Con el regreso de la monarquía, los autores se escindieron en dos movimientos. Por un lado estaban los que intentaban reanimar el espíritu de la literatura inglesa que florecía durante el reinado de Jaime I como si no hubiera pasado nada; por otra parte, el creciente interés por la novedad llevó a numerosos escritores a acercarse al modelo literario francés, especialmente a la sátira y a la parodia. Esta evolución se hizo especialmente evidente por la introducción de una cierta dosis de escepticismo inquisidor en los textos y por la creciente influencia del clasicismo entre los autores y las críticas.

Es cierto que La restauración inglesa es un periodo histórico atípico ya que su actividad cultural estuvo delimitada por un acontecimiento político singular: el retorno de la monarquía de los Estuardo. Se trata entonces de una época en la que la presencia y la personalidad del rey influyeron hasta tal punto en la vida literaria que se puede casi afirmar que la literatura de la época es un reflejo de la corte. Paradójicamente, los adversarios a la Restauración, como los puritanos, los republicanos y los demócratas, escribieron también a influenciados por la personalidad de Carlos II. Desde un punto de vista analítico, la Restauración cubre un periodo de tiempo en el que el rey y sus costumbres ejercieron un impacto determinado sobre el resto de la sociedad. Este efecto se prolongó más allá de la muerte del monarca aunque en algunos géneros literarios empezó a extinguirse antes que el propio Carlos.
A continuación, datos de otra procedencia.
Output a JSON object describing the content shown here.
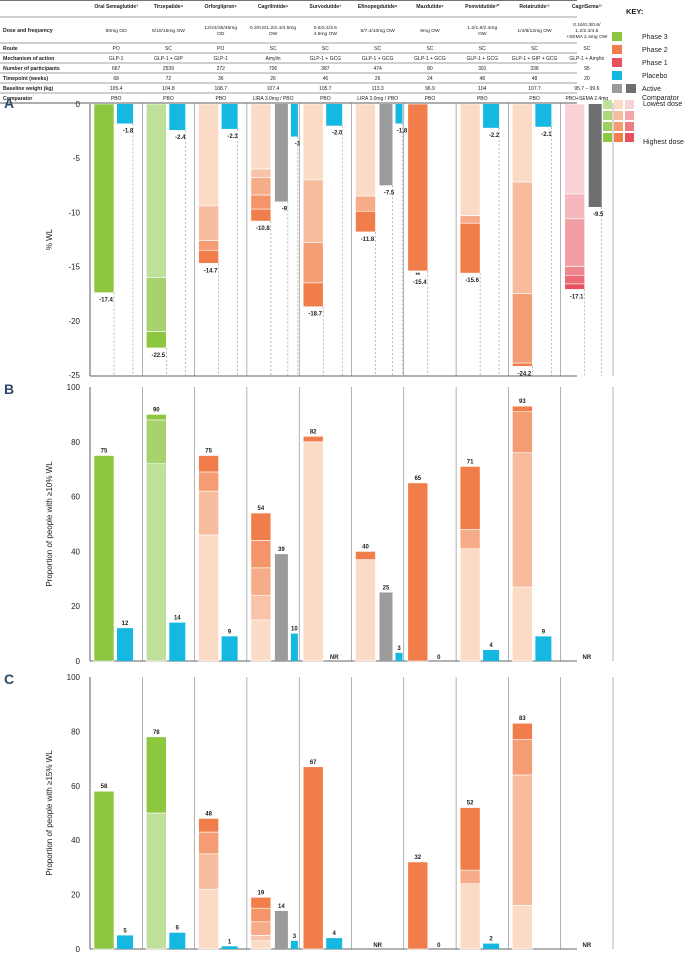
{
  "table": {
    "header_row": [
      "Oral Semaglutide³",
      "Tirzepatide⁴",
      "Orforglipron⁵",
      "Cagrilintide⁶",
      "Survodutide⁷",
      "Efinopegdutide⁸",
      "Mazdutide⁹",
      "Pemvidutide¹⁰",
      "Retatrutide¹¹",
      "CagriSema¹²"
    ],
    "rows": [
      {
        "label": "Dose and frequency",
        "cells": [
          "50mg OD",
          "5/10/15mg OW",
          "12/24/36/45mg OD",
          "0.3/0.6/1.2/2.4/4.5mg OW",
          "0.6/2.4/3.6 4.8mg OW",
          "5/7.4/10mg OW",
          "9mg OW",
          "1.2/1.8/2.4mg OW",
          "1/4/8/12mg OW",
          "0.16/0.3/0.6/ 1.2/2.4/4.5 +SEMA 2.4mg OW"
        ]
      },
      {
        "label": "Route",
        "cells": [
          "PO",
          "SC",
          "PO",
          "SC",
          "SC",
          "SC",
          "SC",
          "SC",
          "SC",
          "SC"
        ]
      },
      {
        "label": "Mechanism of action",
        "cells": [
          "GLP-1",
          "GLP-1 + GIP",
          "GLP-1",
          "Amylin",
          "GLP-1 + GCG",
          "GLP-1 + GCG",
          "GLP-1 + GCG",
          "GLP-1 + GCG",
          "GLP-1 + GIP + GCG",
          "GLP-1 + Amylin"
        ]
      },
      {
        "label": "Number of participants",
        "cells": [
          "667",
          "2539",
          "272",
          "706",
          "387",
          "474",
          "80",
          "391",
          "338",
          "95"
        ]
      },
      {
        "label": "Timepoint (weeks)",
        "cells": [
          "68",
          "72",
          "36",
          "26",
          "46",
          "26",
          "24",
          "48",
          "48",
          "20"
        ]
      },
      {
        "label": "Baseline weight (kg)",
        "cells": [
          "105.4",
          "104.8",
          "108.7",
          "107.4",
          "105.7",
          "113.3",
          "96.9",
          "104",
          "107.7",
          "95.7 – 99.6"
        ]
      },
      {
        "label": "Comparator",
        "cells": [
          "PBO",
          "PBO",
          "PBO",
          "LIRA 3.0mg / PBO",
          "PBO",
          "LIRA 3.0mg / PBO",
          "PBO",
          "PBO",
          "PBO",
          "PBO+SEMA 2.4mg"
        ]
      }
    ]
  },
  "key": {
    "title": "KEY:",
    "items": [
      "Phase 3",
      "Phase 2",
      "Phase 1",
      "Placebo",
      "Active Comparator"
    ],
    "lowest_dose": "Lowest dose",
    "highest_dose": "Highest dose"
  },
  "colors": {
    "phase3": "#8dc63f",
    "phase3_light": "#bfe09a",
    "phase2": "#f07d4a",
    "phase2_light": "#f7b48f",
    "phase2_pale": "#fbdac6",
    "phase1": "#e8505b",
    "phase1_light": "#f09aa2",
    "phase1_pale": "#f8d2d6",
    "placebo": "#14b8e0",
    "comparator": "#9b9b9b",
    "comparator_dark": "#6d6e70"
  },
  "chart_data": [
    {
      "panel": "A",
      "type": "bar",
      "ylabel": "% WL",
      "ylim": [
        -25,
        0
      ],
      "yticks": [
        "0",
        "-5",
        "-10",
        "-15",
        "-20",
        "-25"
      ],
      "groups": [
        {
          "drug": "Oral Semaglutide",
          "treatment": {
            "phase": "phase3",
            "dose_values": [
              -17.4
            ],
            "label": "-17.4"
          },
          "placebo": {
            "value": -1.8,
            "label": "-1.8"
          }
        },
        {
          "drug": "Tirzepatide",
          "treatment": {
            "phase": "phase3",
            "dose_values": [
              -16.0,
              -21.0,
              -22.5
            ],
            "label": "-22.5"
          },
          "placebo": {
            "value": -2.4,
            "label": "-2.4"
          }
        },
        {
          "drug": "Orforglipron",
          "treatment": {
            "phase": "phase2",
            "dose_values": [
              -9.4,
              -12.6,
              -13.5,
              -14.7
            ],
            "label": "-14.7"
          },
          "placebo": {
            "value": -2.3,
            "label": "-2.3"
          }
        },
        {
          "drug": "Cagrilintide",
          "treatment": {
            "phase": "phase2",
            "dose_values": [
              -6.0,
              -6.8,
              -8.4,
              -9.7,
              -10.8
            ],
            "label": "-10.8"
          },
          "comparator": {
            "value": -9.0,
            "label": "-9"
          },
          "placebo": {
            "value": -3.0,
            "label": "-3"
          }
        },
        {
          "drug": "Survodutide",
          "treatment": {
            "phase": "phase2",
            "dose_values": [
              -7.0,
              -12.8,
              -16.5,
              -18.7
            ],
            "label": "-18.7"
          },
          "placebo": {
            "value": -2.0,
            "label": "-2.0"
          }
        },
        {
          "drug": "Efinopegdutide",
          "treatment": {
            "phase": "phase2",
            "dose_values": [
              -8.5,
              -9.9,
              -11.8
            ],
            "label": "-11.8"
          },
          "comparator": {
            "value": -7.5,
            "label": "-7.5"
          },
          "placebo": {
            "value": -1.8,
            "label": "-1.8"
          }
        },
        {
          "drug": "Mazdutide",
          "treatment": {
            "phase": "phase2",
            "dose_values": [
              -15.4
            ],
            "label": "-15.4"
          },
          "placebo": null,
          "annotation": "**"
        },
        {
          "drug": "Pemvidutide",
          "treatment": {
            "phase": "phase2",
            "dose_values": [
              -10.3,
              -11.0,
              -15.6
            ],
            "label": "-15.6"
          },
          "placebo": {
            "value": -2.2,
            "label": "-2.2"
          }
        },
        {
          "drug": "Retatrutide",
          "treatment": {
            "phase": "phase2",
            "dose_values": [
              -7.2,
              -17.5,
              -23.9,
              -24.2
            ],
            "label": "-24.2"
          },
          "placebo": {
            "value": -2.1,
            "label": "-2.1"
          }
        },
        {
          "drug": "CagriSema",
          "treatment": {
            "phase": "phase1",
            "dose_values": [
              -8.3,
              -10.6,
              -15.0,
              -15.8,
              -16.6,
              -17.1
            ],
            "label": "-17.1"
          },
          "comparator": {
            "value": -9.5,
            "label": "-9.5"
          },
          "placebo": null
        }
      ]
    },
    {
      "panel": "B",
      "type": "bar",
      "ylabel": "Proportion of people with ≥10% WL",
      "ylim": [
        0,
        100
      ],
      "yticks": [
        "100",
        "80",
        "60",
        "40",
        "20",
        "0"
      ],
      "groups": [
        {
          "drug": "Oral Semaglutide",
          "treatment": {
            "phase": "phase3",
            "dose_values": [
              75
            ],
            "label": "75"
          },
          "placebo": {
            "value": 12,
            "label": "12"
          }
        },
        {
          "drug": "Tirzepatide",
          "treatment": {
            "phase": "phase3",
            "dose_values": [
              72,
              88,
              90
            ],
            "label": "90"
          },
          "placebo": {
            "value": 14,
            "label": "14"
          }
        },
        {
          "drug": "Orforglipron",
          "treatment": {
            "phase": "phase2",
            "dose_values": [
              46,
              62,
              69,
              75
            ],
            "label": "75"
          },
          "placebo": {
            "value": 9,
            "label": "9"
          }
        },
        {
          "drug": "Cagrilintide",
          "treatment": {
            "phase": "phase2",
            "dose_values": [
              15,
              24,
              34,
              44,
              54
            ],
            "label": "54"
          },
          "comparator": {
            "value": 39,
            "label": "39"
          },
          "placebo": {
            "value": 10,
            "label": "10"
          }
        },
        {
          "drug": "Survodutide",
          "treatment": {
            "phase": "phase2",
            "dose_values": [
              80,
              82
            ],
            "label": "82"
          },
          "placebo": {
            "value": 0,
            "label": "NR"
          }
        },
        {
          "drug": "Efinopegdutide",
          "treatment": {
            "phase": "phase2",
            "dose_values": [
              37,
              40
            ],
            "label": "40"
          },
          "comparator": {
            "value": 25,
            "label": "25"
          },
          "placebo": {
            "value": 3,
            "label": "3"
          }
        },
        {
          "drug": "Mazdutide",
          "treatment": {
            "phase": "phase2",
            "dose_values": [
              65
            ],
            "label": "65"
          },
          "placebo": {
            "value": 0,
            "label": "0"
          }
        },
        {
          "drug": "Pemvidutide",
          "treatment": {
            "phase": "phase2",
            "dose_values": [
              41,
              48,
              71
            ],
            "label": "71"
          },
          "placebo": {
            "value": 4,
            "label": "4"
          }
        },
        {
          "drug": "Retatrutide",
          "treatment": {
            "phase": "phase2",
            "dose_values": [
              27,
              76,
              91,
              93
            ],
            "label": "93"
          },
          "placebo": {
            "value": 9,
            "label": "9"
          }
        },
        {
          "drug": "CagriSema",
          "treatment": null,
          "nr_label": "NR"
        }
      ]
    },
    {
      "panel": "C",
      "type": "bar",
      "ylabel": "Proportion of people with ≥15% WL",
      "ylim": [
        0,
        100
      ],
      "yticks": [
        "100",
        "80",
        "60",
        "40",
        "20",
        "0"
      ],
      "groups": [
        {
          "drug": "Oral Semaglutide",
          "treatment": {
            "phase": "phase3",
            "dose_values": [
              58
            ],
            "label": "58"
          },
          "placebo": {
            "value": 5,
            "label": "5"
          }
        },
        {
          "drug": "Tirzepatide",
          "treatment": {
            "phase": "phase3",
            "dose_values": [
              50,
              78
            ],
            "label": "78"
          },
          "placebo": {
            "value": 6,
            "label": "6"
          }
        },
        {
          "drug": "Orforglipron",
          "treatment": {
            "phase": "phase2",
            "dose_values": [
              22,
              35,
              43,
              48
            ],
            "label": "48"
          },
          "placebo": {
            "value": 1,
            "label": "1"
          }
        },
        {
          "drug": "Cagrilintide",
          "treatment": {
            "phase": "phase2",
            "dose_values": [
              3,
              5,
              10,
              15,
              19
            ],
            "label": "19"
          },
          "comparator": {
            "value": 14,
            "label": "14"
          },
          "placebo": {
            "value": 3,
            "label": "3"
          }
        },
        {
          "drug": "Survodutide",
          "treatment": {
            "phase": "phase2",
            "dose_values": [
              67
            ],
            "label": "67"
          },
          "placebo": {
            "value": 4,
            "label": "4"
          }
        },
        {
          "drug": "Efinopegdutide",
          "treatment": null,
          "nr_label": "NR"
        },
        {
          "drug": "Mazdutide",
          "treatment": {
            "phase": "phase2",
            "dose_values": [
              32
            ],
            "label": "32"
          },
          "placebo": {
            "value": 0,
            "label": "0"
          }
        },
        {
          "drug": "Pemvidutide",
          "treatment": {
            "phase": "phase2",
            "dose_values": [
              24,
              29,
              52
            ],
            "label": "52"
          },
          "placebo": {
            "value": 2,
            "label": "2"
          }
        },
        {
          "drug": "Retatrutide",
          "treatment": {
            "phase": "phase2",
            "dose_values": [
              16,
              64,
              77,
              83
            ],
            "label": "83"
          },
          "placebo": {
            "value": 0,
            "label": ""
          }
        },
        {
          "drug": "CagriSema",
          "treatment": null,
          "nr_label": "NR"
        }
      ]
    }
  ]
}
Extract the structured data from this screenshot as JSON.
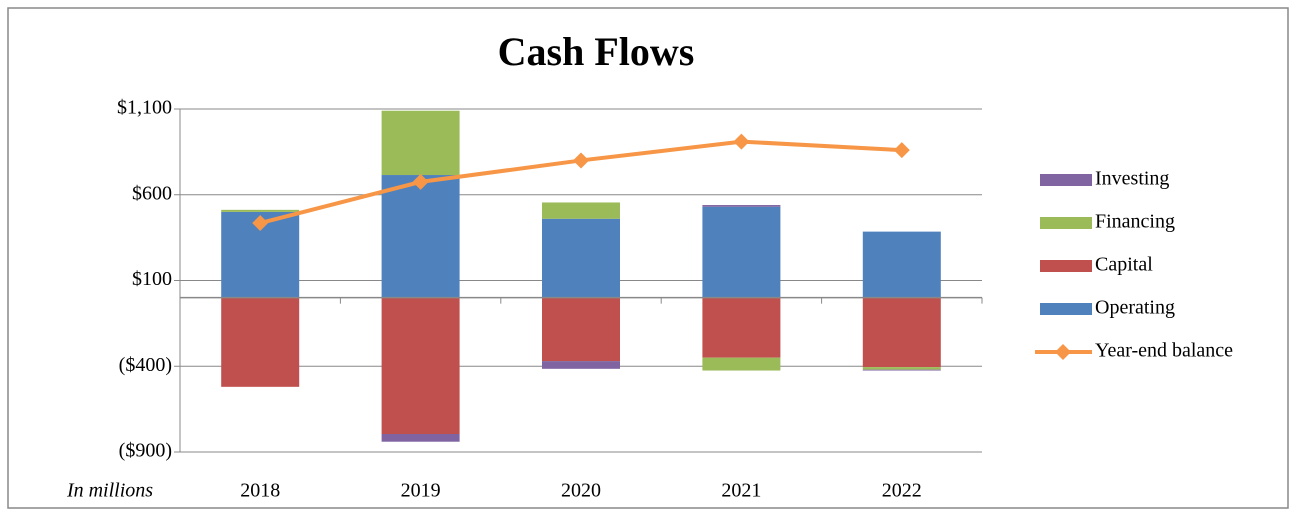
{
  "chart_data": {
    "type": "bar",
    "stacked": true,
    "title": "Cash Flows",
    "axis_note": "In millions",
    "categories": [
      "2018",
      "2019",
      "2020",
      "2021",
      "2022"
    ],
    "series": [
      {
        "name": "Operating",
        "color": "#4f81bd",
        "values": [
          500,
          715,
          460,
          530,
          385
        ]
      },
      {
        "name": "Capital",
        "color": "#c0504d",
        "values": [
          -520,
          -795,
          -370,
          -350,
          -405
        ]
      },
      {
        "name": "Financing",
        "color": "#9bbb59",
        "values": [
          12,
          375,
          95,
          -75,
          -15
        ]
      },
      {
        "name": "Investing",
        "color": "#8064a2",
        "values": [
          0,
          -45,
          -45,
          10,
          -5
        ]
      },
      {
        "name": "Year-end balance",
        "type": "line",
        "color": "#f79646",
        "values": [
          435,
          675,
          800,
          910,
          860
        ]
      }
    ],
    "legend_order": [
      3,
      2,
      1,
      0,
      4
    ],
    "ylim": [
      -900,
      1100
    ],
    "yticks": [
      {
        "value": -900,
        "label": "($900)"
      },
      {
        "value": -400,
        "label": "($400)"
      },
      {
        "value": 100,
        "label": "$100"
      },
      {
        "value": 600,
        "label": "$600"
      },
      {
        "value": 1100,
        "label": "$1,100"
      }
    ],
    "grid": true,
    "legend": "right"
  }
}
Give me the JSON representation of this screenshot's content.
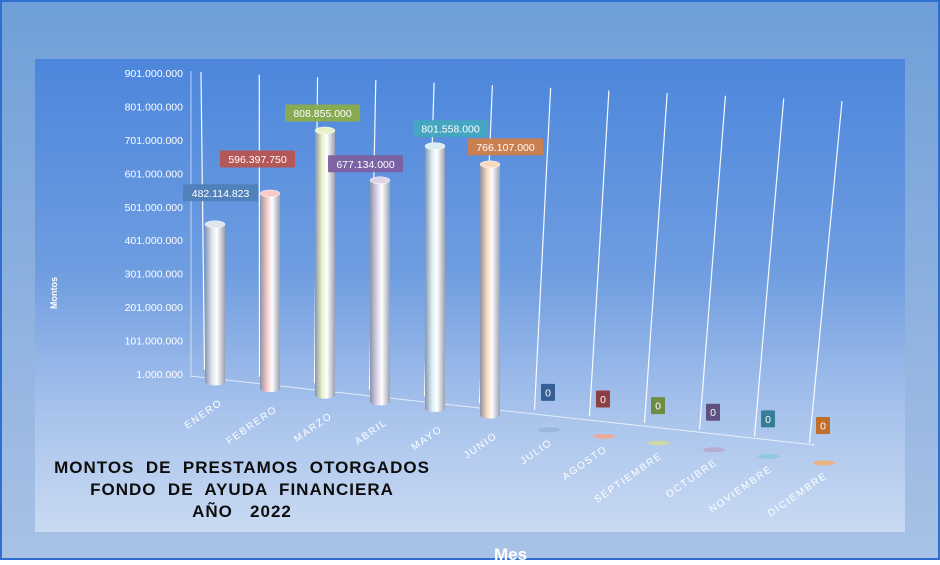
{
  "chart_data": {
    "type": "bar",
    "title_lines": [
      "MONTOS  DE  PRESTAMOS  OTORGADOS",
      "FONDO  DE  AYUDA  FINANCIERA",
      "AÑO   2022"
    ],
    "xlabel": "Mes",
    "ylabel": "Montos",
    "categories": [
      "ENERO",
      "FEBRERO",
      "MARZO",
      "ABRIL",
      "MAYO",
      "JUNIO",
      "JULIO",
      "AGOSTO",
      "SEPTIEMBRE",
      "OCTUBRE",
      "NOVIEMBRE",
      "DICIEMBRE"
    ],
    "values": [
      482114823,
      596397750,
      808855000,
      677134000,
      801558000,
      766107000,
      0,
      0,
      0,
      0,
      0,
      0
    ],
    "value_labels": [
      "482.114.823",
      "596.397.750",
      "808.855.000",
      "677.134.000",
      "801.558.000",
      "766.107.000",
      "0",
      "0",
      "0",
      "0",
      "0",
      "0"
    ],
    "y_ticks": [
      "1.000.000",
      "101.000.000",
      "201.000.000",
      "301.000.000",
      "401.000.000",
      "501.000.000",
      "601.000.000",
      "701.000.000",
      "801.000.000",
      "901.000.000"
    ],
    "ylim": [
      1000000,
      901000000
    ],
    "grid": true,
    "legend": "none",
    "bar_colors": [
      "#dfe6ef",
      "#f7c9c7",
      "#e9f1c8",
      "#ddd4e8",
      "#d8eef4",
      "#fbd9bc",
      "#9ab3d9",
      "#f0a890",
      "#d0d8a0",
      "#b8a8cc",
      "#90c8d8",
      "#f0b070"
    ],
    "label_colors": [
      "#4f7fb8",
      "#b85450",
      "#8aac4a",
      "#7b60a0",
      "#45a8c0",
      "#d08048",
      "#2f5a90",
      "#8a3a3a",
      "#6a8a3a",
      "#5a4a7a",
      "#2f7a90",
      "#c06a20"
    ]
  }
}
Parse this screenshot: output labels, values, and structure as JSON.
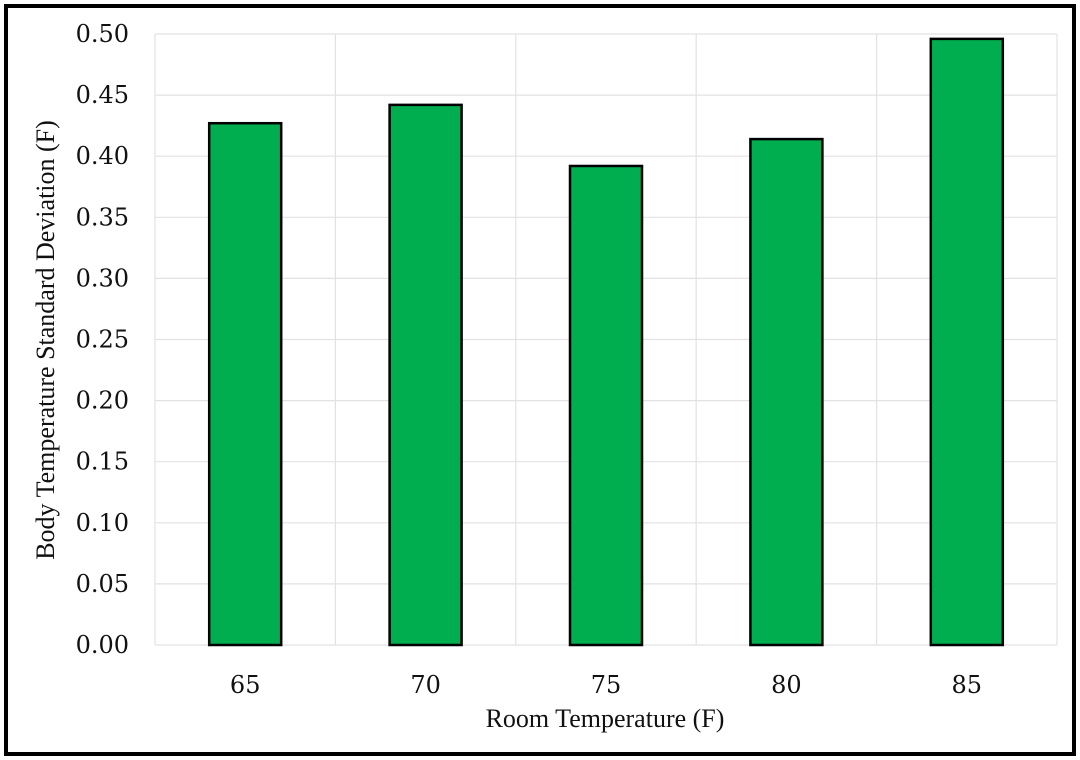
{
  "colors": {
    "bar_fill": "#00ad4f",
    "bar_stroke": "#000000",
    "grid": "#e2e2e2",
    "background": "#ffffff"
  },
  "chart_data": {
    "type": "bar",
    "title": "",
    "xlabel": "Room Temperature (F)",
    "ylabel": "Body Temperature Standard Deviation (F)",
    "categories": [
      "65",
      "70",
      "75",
      "80",
      "85"
    ],
    "values": [
      0.427,
      0.442,
      0.392,
      0.414,
      0.496
    ],
    "ylim": [
      0,
      0.5
    ],
    "yticks": [
      "0.00",
      "0.05",
      "0.10",
      "0.15",
      "0.20",
      "0.25",
      "0.30",
      "0.35",
      "0.40",
      "0.45",
      "0.50"
    ],
    "grid": true,
    "legend": "none"
  }
}
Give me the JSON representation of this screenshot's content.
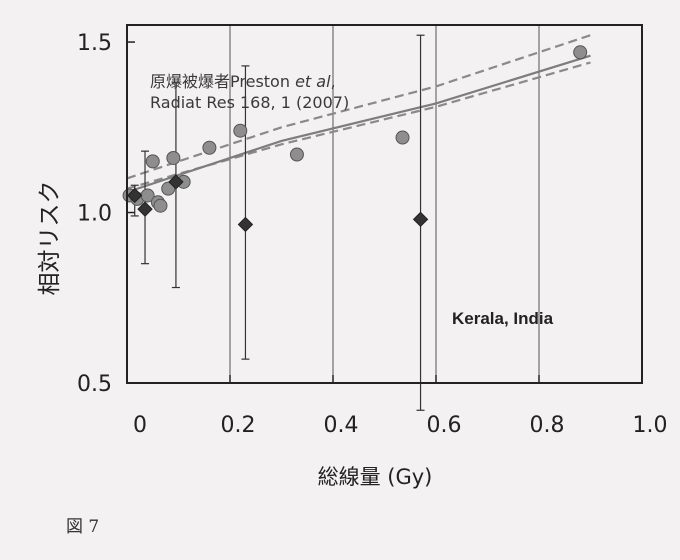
{
  "figure_label": "図 7",
  "chart_data": {
    "type": "scatter",
    "xlabel": "総線量 (Gy)",
    "ylabel": "相対リスク",
    "xlim": [
      0,
      1.0
    ],
    "ylim": [
      0.5,
      1.55
    ],
    "x_ticks": [
      {
        "value": 0,
        "label": "0"
      },
      {
        "value": 0.2,
        "label": "0.2"
      },
      {
        "value": 0.4,
        "label": "0.4"
      },
      {
        "value": 0.6,
        "label": "0.6"
      },
      {
        "value": 0.8,
        "label": "0.8"
      },
      {
        "value": 1.0,
        "label": "1.0"
      }
    ],
    "y_ticks": [
      {
        "value": 0.5,
        "label": "0.5"
      },
      {
        "value": 1.0,
        "label": "1.0"
      },
      {
        "value": 1.5,
        "label": "1.5"
      }
    ],
    "grid": "vertical",
    "annotations": [
      {
        "lines": [
          "原爆被爆者Preston ",
          "et al",
          ","
        ],
        "line2": "Radiat Res 168, 1 (2007)"
      },
      {
        "text": "Kerala, India"
      }
    ],
    "series": [
      {
        "marker": "circle",
        "color": "#8e8e8e",
        "x": [
          0.005,
          0.02,
          0.04,
          0.05,
          0.06,
          0.065,
          0.08,
          0.09,
          0.11,
          0.16,
          0.22,
          0.33,
          0.535,
          0.88
        ],
        "y": [
          1.05,
          1.04,
          1.05,
          1.15,
          1.03,
          1.02,
          1.07,
          1.16,
          1.09,
          1.19,
          1.24,
          1.17,
          1.22,
          1.47
        ]
      },
      {
        "marker": "diamond",
        "color": "#333333",
        "x": [
          0.015,
          0.035,
          0.095,
          0.23,
          0.57
        ],
        "y": [
          1.05,
          1.01,
          1.09,
          0.965,
          0.98
        ],
        "err_low": [
          0.99,
          0.85,
          0.78,
          0.57,
          0.42
        ],
        "err_high": [
          1.08,
          1.18,
          1.38,
          1.43,
          1.52
        ]
      }
    ],
    "fit_line": {
      "x": [
        0.0,
        0.3,
        0.6,
        0.9
      ],
      "y": [
        1.06,
        1.21,
        1.32,
        1.46
      ]
    },
    "fit_band": {
      "x": [
        0.0,
        0.3,
        0.6,
        0.9
      ],
      "upper": [
        1.1,
        1.25,
        1.37,
        1.52
      ],
      "lower": [
        1.07,
        1.2,
        1.31,
        1.44
      ]
    }
  }
}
Como cuenta Javier Memba, antes de convertirse en la primera escritora profesional de la literatura inglesa, cuenta su leyenda que Aphra Behn se entregó a toda suerte de disipaciones, fue espía en Holanda, amante de varios prohombres de la Restauración, incluido el rey Carlos II, abanderada de la inmoralidad y autora de una veintena de comedias cuya influencia fue determinante en el naturalismo de Jean Jacques Rousseau. El término “restauración” se aplica tanto a los hechos que provocaron la restauración de la monarquía como al periodo inmediato a la subida al trono de Carlos II.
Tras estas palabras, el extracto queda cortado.